Effect of wound size on the growth and regeneration of two temperate subtidal sponges

Abstract Physical and biological disturbances can damage and remove biomass from marine invertebrates such as sponges. To determine the effect of wound size on sponge recovery, individuals of the Demospongiae Latrunculia wellingtonensis (Alvarez, Berqguist and Battershill) and Polymastia croceus (Kelly-Borges and Bergquist) had 50%, 75%, 90% or none (control) of their volume removed. Regeneration (measured by oscule development), growth (percent and volume change), biofouling and survival were monitored often over 203 days using in situ photographs. The rate of regeneration and growth varied between the two sponges, being greatest for L. wellingtonensis. Interspecific variation may result from differences in choanosome structure: the choanosome in L. wellingtonensis is poorly differentiated but is well developed in P. croceus.

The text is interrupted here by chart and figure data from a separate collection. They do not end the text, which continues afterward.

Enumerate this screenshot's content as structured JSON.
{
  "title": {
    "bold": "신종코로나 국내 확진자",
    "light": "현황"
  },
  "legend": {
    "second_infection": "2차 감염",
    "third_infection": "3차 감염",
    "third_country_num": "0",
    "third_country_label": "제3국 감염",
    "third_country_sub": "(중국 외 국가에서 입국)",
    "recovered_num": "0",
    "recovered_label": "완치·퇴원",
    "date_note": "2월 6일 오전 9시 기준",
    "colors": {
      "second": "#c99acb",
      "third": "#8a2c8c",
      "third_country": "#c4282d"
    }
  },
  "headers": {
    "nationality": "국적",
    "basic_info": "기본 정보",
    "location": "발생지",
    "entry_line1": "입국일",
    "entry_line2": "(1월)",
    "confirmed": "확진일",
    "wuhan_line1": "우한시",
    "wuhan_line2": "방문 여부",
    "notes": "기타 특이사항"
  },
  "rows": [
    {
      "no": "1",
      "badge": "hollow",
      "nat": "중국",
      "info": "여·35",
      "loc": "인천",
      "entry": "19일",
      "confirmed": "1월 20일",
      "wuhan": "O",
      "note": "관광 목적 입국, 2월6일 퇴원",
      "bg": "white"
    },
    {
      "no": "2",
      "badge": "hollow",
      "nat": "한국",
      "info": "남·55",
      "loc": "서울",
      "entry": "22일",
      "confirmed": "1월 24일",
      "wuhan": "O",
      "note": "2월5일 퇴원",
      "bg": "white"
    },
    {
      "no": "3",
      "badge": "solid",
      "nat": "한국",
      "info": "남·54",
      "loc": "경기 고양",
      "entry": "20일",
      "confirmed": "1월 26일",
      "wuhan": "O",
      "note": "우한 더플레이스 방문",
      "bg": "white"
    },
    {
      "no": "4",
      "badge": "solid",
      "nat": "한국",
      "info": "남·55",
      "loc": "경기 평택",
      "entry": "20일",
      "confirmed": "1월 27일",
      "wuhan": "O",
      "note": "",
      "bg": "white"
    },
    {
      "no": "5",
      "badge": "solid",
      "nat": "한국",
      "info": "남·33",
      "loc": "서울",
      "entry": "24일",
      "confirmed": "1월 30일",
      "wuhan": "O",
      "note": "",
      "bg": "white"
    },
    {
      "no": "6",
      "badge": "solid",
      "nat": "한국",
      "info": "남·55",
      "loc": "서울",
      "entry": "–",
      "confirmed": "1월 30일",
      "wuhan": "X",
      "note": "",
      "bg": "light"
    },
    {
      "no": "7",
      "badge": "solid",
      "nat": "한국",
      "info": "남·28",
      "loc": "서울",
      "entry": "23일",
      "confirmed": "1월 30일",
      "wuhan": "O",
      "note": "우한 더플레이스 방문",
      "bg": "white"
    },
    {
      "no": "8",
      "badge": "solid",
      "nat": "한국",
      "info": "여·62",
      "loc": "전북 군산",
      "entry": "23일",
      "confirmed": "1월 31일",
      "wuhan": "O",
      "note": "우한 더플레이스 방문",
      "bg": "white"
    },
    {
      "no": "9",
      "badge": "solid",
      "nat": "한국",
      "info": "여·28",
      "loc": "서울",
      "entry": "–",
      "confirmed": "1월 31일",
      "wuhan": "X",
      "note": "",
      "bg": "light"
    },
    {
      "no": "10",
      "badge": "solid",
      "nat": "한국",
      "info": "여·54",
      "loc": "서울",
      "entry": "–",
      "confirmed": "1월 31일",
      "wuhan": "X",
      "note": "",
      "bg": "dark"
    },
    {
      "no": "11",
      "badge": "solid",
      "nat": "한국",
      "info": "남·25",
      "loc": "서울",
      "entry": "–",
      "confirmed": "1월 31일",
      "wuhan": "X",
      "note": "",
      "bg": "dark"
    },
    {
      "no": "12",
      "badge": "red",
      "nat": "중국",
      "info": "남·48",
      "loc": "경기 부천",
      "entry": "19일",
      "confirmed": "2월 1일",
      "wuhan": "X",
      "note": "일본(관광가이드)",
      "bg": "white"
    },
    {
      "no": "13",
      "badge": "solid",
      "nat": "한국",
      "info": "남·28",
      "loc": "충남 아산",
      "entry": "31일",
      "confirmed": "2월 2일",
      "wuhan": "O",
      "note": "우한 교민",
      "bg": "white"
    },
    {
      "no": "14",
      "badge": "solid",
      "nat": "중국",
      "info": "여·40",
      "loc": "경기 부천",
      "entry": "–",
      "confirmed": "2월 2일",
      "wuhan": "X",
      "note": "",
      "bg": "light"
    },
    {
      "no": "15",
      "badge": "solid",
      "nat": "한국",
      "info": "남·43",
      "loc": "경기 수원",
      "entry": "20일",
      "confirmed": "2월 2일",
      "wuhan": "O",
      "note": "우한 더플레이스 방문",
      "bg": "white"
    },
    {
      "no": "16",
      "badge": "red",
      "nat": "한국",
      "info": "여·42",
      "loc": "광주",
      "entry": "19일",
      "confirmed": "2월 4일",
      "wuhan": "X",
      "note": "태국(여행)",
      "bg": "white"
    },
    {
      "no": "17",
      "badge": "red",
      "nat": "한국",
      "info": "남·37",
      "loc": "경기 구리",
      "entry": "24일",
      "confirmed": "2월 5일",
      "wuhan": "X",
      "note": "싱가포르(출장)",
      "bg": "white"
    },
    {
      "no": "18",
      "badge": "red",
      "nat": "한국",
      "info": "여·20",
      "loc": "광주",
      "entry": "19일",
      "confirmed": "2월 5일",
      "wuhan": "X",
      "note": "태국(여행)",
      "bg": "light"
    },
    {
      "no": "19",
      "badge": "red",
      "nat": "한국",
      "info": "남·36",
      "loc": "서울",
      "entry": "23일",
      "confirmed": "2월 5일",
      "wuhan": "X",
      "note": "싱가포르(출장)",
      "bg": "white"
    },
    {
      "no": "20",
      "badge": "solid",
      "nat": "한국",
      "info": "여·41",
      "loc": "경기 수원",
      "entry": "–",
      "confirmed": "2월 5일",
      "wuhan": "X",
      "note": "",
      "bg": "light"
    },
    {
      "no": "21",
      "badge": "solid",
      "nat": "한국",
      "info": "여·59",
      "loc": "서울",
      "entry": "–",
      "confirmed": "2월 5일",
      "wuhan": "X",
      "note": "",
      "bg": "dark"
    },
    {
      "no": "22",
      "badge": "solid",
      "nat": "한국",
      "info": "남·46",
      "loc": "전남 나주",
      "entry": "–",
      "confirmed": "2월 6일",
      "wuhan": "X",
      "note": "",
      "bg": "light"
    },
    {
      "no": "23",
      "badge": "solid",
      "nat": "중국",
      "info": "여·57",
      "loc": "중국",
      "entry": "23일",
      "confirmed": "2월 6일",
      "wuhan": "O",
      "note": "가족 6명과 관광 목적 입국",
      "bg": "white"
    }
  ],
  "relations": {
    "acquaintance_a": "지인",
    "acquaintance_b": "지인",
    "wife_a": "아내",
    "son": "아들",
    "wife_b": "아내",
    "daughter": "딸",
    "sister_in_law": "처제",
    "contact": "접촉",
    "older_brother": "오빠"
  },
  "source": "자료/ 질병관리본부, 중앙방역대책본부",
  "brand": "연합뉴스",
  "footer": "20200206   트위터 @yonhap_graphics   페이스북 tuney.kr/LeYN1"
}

For each species, recovery rates were similar between 50%, 75% and 90% removed sponges. All damaged L. wellingtonensis and P. croceus survived, demonstrating the remarkable ability of some sponge species to recovery from massive injuries. L. wellingtonensis and P. croceus are often found in exposed habitats. Good recovery after injury may therefore be an adaptation to reduce the damaging effects of storms and strong water movement.